- About 30% of patients who have had heart attacks do not adhere to their medication regimens, according to a new study from Duke University.
- Researchers reviewed drug compliance records for heart attack patients treated at 216 hospitals between April 2010 and May 2012.
- Six weeks post-heart attack, 25% of the patients said they only took their prescribed medications occassionally, while another 4% said they only took them rarely.
In this study, which included a total of 7,425 patients, 2,150 of the patients admitted to being non-adherent to their prescribed medication regimens—despite the fact that non-adherence after a heart attack is associated with worse outcomes, including an increased risk of re-hospitalization or death. The main factors that contributed to non-adherence included not understanding the consequences of non-adherence, limited access to medications because of lack of funds, fear of side effects, and forgetfulness.
There is also another factor: The fact that during the post-heart attack period, there are many messages directed at patients, including messages about lifestyle modification.
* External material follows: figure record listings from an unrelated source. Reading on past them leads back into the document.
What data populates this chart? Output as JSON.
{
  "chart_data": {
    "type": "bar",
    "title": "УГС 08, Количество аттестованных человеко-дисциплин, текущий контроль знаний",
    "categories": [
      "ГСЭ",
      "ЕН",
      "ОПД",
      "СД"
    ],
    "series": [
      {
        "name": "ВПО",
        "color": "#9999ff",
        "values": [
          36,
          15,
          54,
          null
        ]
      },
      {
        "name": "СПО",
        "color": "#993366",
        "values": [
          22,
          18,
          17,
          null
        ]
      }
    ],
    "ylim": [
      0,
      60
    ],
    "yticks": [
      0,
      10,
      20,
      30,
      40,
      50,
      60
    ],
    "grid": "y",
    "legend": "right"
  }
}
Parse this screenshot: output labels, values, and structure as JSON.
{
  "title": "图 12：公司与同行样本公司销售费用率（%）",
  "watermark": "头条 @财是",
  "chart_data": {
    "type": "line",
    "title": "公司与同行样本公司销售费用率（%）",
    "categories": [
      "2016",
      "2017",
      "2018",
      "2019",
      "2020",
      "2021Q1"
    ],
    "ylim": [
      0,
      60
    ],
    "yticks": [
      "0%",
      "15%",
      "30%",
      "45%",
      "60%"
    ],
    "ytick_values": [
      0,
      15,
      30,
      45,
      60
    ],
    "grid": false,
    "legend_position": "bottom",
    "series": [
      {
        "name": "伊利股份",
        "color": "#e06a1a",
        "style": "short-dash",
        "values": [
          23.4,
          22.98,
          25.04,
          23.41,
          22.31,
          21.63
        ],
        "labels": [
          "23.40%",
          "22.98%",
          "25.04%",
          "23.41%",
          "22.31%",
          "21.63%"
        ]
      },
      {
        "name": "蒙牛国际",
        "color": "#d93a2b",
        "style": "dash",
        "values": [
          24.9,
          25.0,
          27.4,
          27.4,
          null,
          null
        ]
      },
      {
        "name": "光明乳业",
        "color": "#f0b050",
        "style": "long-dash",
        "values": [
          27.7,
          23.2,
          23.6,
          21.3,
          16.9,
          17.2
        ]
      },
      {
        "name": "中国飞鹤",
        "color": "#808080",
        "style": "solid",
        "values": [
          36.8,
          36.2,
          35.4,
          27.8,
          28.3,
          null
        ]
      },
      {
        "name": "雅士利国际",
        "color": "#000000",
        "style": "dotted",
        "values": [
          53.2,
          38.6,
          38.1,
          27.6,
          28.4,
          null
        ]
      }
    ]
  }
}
Sometimes, the need to be adherent to medication regimens can get lost in the mix.
The results of this study reflect a trend that goes beyond patients who have had heart attacks. In fact, an article in Medscape cites overall non-adherence rates in the 30% to 60% range, stating that patients who are completely asymptomatic are most likely to be nonadherent.
Results of this study can be found in the latest issue of Circulation: Cardiovascular Quality and Outcomes.